Edwina Grant OBE
Chair of the ADCS Associates Network
Despite no longer being a serving Director of Children’s Services, I still get to keep involved through my work with the ADCS Associates’ Network and I wanted to reflect on how inclusive practices have changed since I first started out as a teacher. I have been in classrooms where practice has much improved since I last taught. I see creative inclusion practices, an understanding of children’s difficulties and good communication with parents. Yes, time and investment will be needed to make every classroom as inclusive as it can be, and there will need to be further investment to provide more in-school resource provisions for children where mainstream classrooms may be too much to ask of them.
I see councils working to deliver their plans following their participation in the DfE sponsored Delivering Better Value scheme and the DfE Change Programme starting to effect change at a local level. Having recently chaired a meeting to construct a partnership response to the trial template for the Local Inclusion Plans, it was good to see DfE and NHS colleagues sharing this challenge with us.
Back in the mid 1980’s, as a classroom teacher, I recall being in a meeting to construct an education and care plan for a young person in the secondary school where I worked. With partner support, we created a statement of Special Education Needs (what’s now become an EHCP). It was important for the young person to stay in that particular rural high school; he was part of the community, and his social life was important to him, so we knew that with the right classroom resource he was able to stay. What I now reflect on, was that I had a range of other children in the class with SEND, but plans were rarer.
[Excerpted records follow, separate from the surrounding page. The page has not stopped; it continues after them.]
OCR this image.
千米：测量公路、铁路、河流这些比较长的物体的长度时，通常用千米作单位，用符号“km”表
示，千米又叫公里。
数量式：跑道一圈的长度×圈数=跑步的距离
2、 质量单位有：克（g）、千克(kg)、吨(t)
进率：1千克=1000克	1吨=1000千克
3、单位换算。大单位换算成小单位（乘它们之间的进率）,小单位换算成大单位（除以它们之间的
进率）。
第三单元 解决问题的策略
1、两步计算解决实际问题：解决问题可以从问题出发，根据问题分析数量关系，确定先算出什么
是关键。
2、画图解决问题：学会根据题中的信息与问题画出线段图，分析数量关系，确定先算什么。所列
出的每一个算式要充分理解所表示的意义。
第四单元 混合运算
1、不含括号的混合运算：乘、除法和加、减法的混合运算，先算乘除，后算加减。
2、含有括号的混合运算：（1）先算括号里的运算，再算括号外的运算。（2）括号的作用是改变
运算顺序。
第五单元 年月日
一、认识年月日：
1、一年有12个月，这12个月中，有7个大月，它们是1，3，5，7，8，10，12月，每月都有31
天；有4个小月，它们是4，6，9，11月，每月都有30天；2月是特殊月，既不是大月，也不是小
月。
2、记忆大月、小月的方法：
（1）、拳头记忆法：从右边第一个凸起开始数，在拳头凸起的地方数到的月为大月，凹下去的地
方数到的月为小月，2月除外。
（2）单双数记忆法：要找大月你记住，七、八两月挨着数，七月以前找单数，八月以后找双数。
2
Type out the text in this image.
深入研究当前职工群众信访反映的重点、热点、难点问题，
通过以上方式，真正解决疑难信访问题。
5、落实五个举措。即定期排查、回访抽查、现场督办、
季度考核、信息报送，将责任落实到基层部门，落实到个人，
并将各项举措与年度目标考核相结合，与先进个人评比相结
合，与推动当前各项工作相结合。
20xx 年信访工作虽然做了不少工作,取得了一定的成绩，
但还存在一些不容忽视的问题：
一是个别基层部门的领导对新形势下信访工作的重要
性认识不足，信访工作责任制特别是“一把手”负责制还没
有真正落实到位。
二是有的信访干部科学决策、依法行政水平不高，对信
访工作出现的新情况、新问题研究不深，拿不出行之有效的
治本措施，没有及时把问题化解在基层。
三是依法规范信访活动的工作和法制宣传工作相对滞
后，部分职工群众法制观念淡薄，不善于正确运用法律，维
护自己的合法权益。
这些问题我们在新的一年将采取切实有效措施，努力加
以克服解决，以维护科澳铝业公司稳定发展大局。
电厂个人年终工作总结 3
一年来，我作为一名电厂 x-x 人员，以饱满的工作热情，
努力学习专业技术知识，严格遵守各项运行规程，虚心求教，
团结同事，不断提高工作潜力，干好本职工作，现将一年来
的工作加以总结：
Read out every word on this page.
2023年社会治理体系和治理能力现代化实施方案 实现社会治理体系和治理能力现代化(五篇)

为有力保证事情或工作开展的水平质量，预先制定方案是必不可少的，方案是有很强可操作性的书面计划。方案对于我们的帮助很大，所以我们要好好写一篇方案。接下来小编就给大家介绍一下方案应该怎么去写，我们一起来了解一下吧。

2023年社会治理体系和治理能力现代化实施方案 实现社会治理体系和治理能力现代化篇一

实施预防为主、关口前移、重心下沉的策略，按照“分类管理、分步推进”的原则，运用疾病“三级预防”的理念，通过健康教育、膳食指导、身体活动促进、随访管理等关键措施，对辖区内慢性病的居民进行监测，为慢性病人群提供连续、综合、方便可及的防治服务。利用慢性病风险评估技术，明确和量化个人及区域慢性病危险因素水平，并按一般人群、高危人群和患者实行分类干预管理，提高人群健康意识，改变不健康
So, would it have helped me as a teacher to have another five or six EHCPs on file alongside existing resource? This was before national curriculum, SATS and the current Ofsted Framework, of course. Would it have helped me to have more training for myself, more support staff, advice on meeting parent confidence and expectations, or a different expectation of the curriculum?
I see teachers today supported by excellent technology, working in creative teams, adapting the national curriculum, and skilfully working around many constraints. However, I also see teachers struggling with the lack of availability of speech and language support, helping children with mental health difficulties alongside other issues at home, and concerned that budget or inspection pressures may affect their work. The question for me is what more do today’s teachers need over and above the help we are already putting in, and how can we ensure we listen to what they really need?